Ma questo non l’ha fermata. Muriel non rinuncia al dono, non rinuncia all’ Avis: dona il suo plasma che, più del sangue, è oggi considerato un vero e proprio “farmaco salvavita”. Iundra, che invece potrebbe donare anche sangue, si sottopone alla plasmaferesi per fare compagnia alla sorella e affrontare insieme la donazione.

La plasmaferesi, rispetto alla donazione di sangue, richiede infatti un tempo più lungo, affinché il sangue sia separato dai globuli bianchi e venga messo nuovamente in circolo. Ma ciò sembra non crear loro alcun problema. Al contrario le gemelle sono contente di trascorrere insieme i 45 minuti di prelievo. Le lega anche questo gesto che ormai è diventato abituale, ma mai scontato, e nel quale si danno manforte a vicenda. Le gemelle scoprono molto presto di voler diventare donatrici. Durante quel periodo della vita in cui cerchi te stesso, ciò che vuoi essere e diventare e prendi esempio dalle persone di cui ti fidi, verso le quali provi affetto e stima e tendi ad imitarle.

Non sai ancora bene perché, ma credi nelle loro azioni, senti che agiscono bene e per il bene e spontaneamente le segui. La sorella maggiore di Iundra e Muriel diede inizio e forma alla sensibilità delle gemelle. Donava assiduamente, e trasmise loro il valore e l’importanza del dono. La sua dedizione appassionata suscitò nelle gemelle l’impazienza di raggiungere la maggiore età per compiere anche loro quel gesto così semplice, che così seriamente e diligentemente la sorella non mancava mai di fare.

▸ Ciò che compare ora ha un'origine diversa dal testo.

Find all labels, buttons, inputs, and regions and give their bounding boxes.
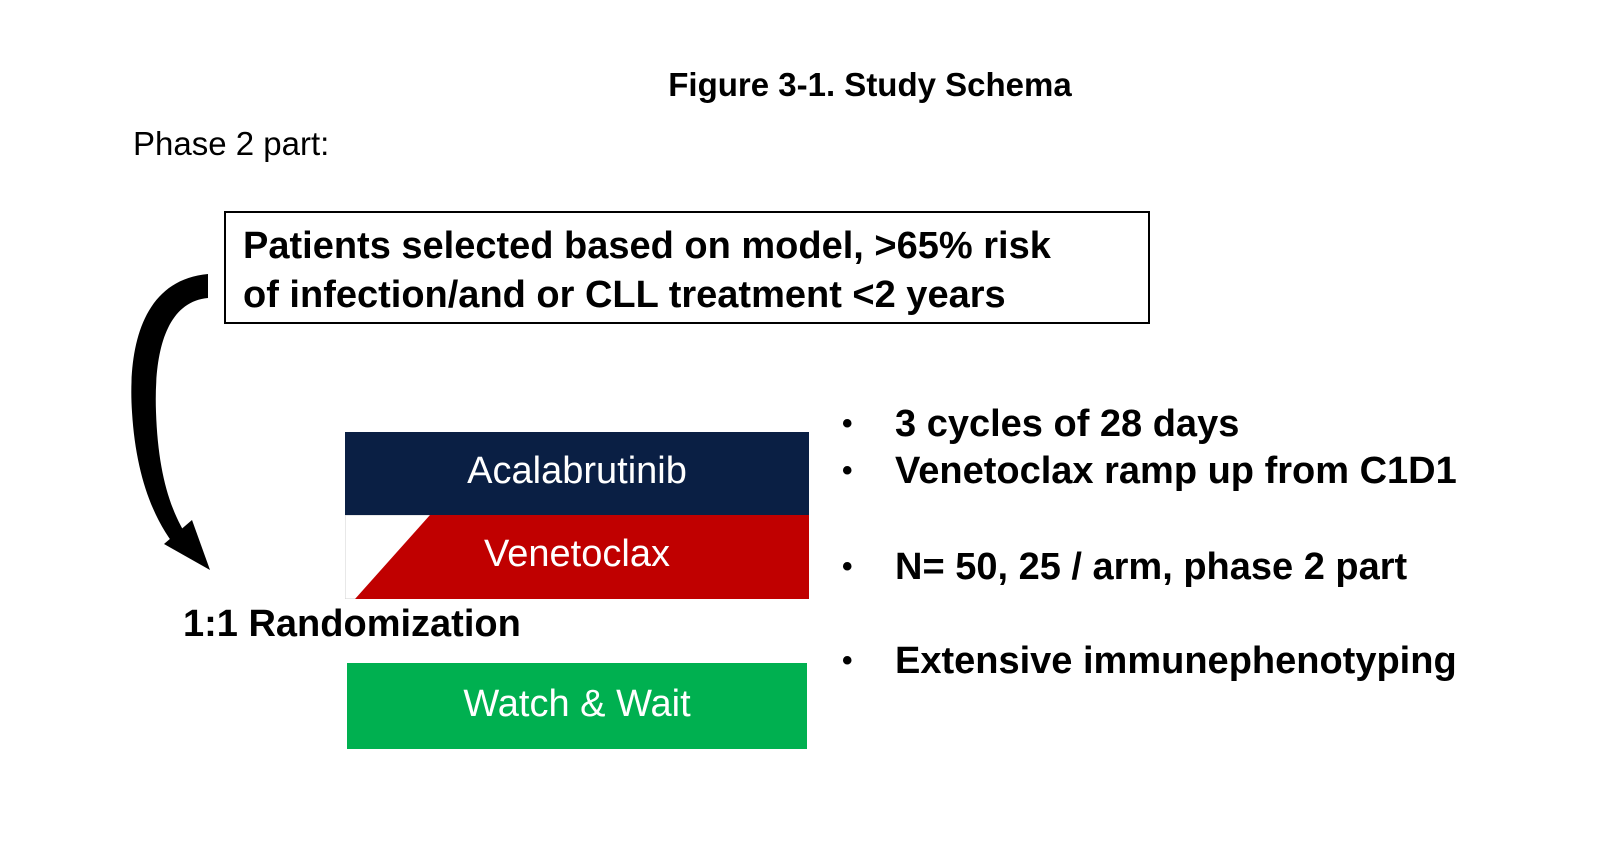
bullet-icon: • <box>842 550 853 583</box>
watch-and-wait-label: Watch & Wait <box>463 683 691 725</box>
randomization-label: 1:1 Randomization <box>183 603 521 645</box>
venetoclax-arm-shape <box>345 515 809 599</box>
selection-criteria-line-1: Patients selected based on model, >65% r… <box>243 225 1051 267</box>
bullet-icon: • <box>842 407 853 440</box>
bullet-icon: • <box>842 644 853 677</box>
venetoclax-arm-block: Venetoclax <box>345 515 809 599</box>
list-item-text: 3 cycles of 28 days <box>895 403 1240 445</box>
phase-label: Phase 2 part: <box>133 125 330 162</box>
list-item-text: N= 50, 25 / arm, phase 2 part <box>895 546 1408 588</box>
figure-title: Figure 3-1. Study Schema <box>668 66 1072 103</box>
list-item-text: Extensive immunephenotyping <box>895 640 1457 682</box>
patient-selection-box: Patients selected based on model, >65% r… <box>224 211 1150 324</box>
list-item-text: Venetoclax ramp up from C1D1 <box>895 450 1457 492</box>
watch-and-wait-arm-block: Watch & Wait <box>347 663 807 749</box>
curved-arrow-icon <box>131 274 210 570</box>
acalabrutinib-arm-block: Acalabrutinib <box>345 432 809 518</box>
acalabrutinib-label: Acalabrutinib <box>467 450 687 492</box>
selection-criteria-line-2: of infection/and or CLL treatment <2 yea… <box>243 274 1006 316</box>
bullet-icon: • <box>842 454 853 487</box>
venetoclax-label: Venetoclax <box>484 533 670 575</box>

Si consolidò in loro la consapevolezza che quello fosse un modo estremamente utile per gli altri e che ripagasse non di riconoscenza, non di denaro, ma della gioia di sentirsi necessario per qualcuno: “donare è un gesto ‘banale’ che non richiede grandi sforzi, non lo fai per un riconoscimento. Non sai chi riceverà il tuo sangue e perciò non ti aspetti alcun grazie. Lo fai e basta. Quello che però sai è che qualcuno ha bisogno del tuo sangue. Diventi qualcuno, sei necessario per un’altra persona.

E questo, già di per sé, è un riconoscimento.” Il loro appello, quando le abbiamo incontrate una mattina, durante uno dei loro consueti appuntamenti con il dono, è stato: “un piccolo gesto, anche una sola donazione in più, può cambiare le cose. Ognuno di noi può incidere sulla collettività con il suo piccolo contributo. Un gesto spontaneo, come la donazione, potrebbe diventare un anello fondamentale di un processo più grande“.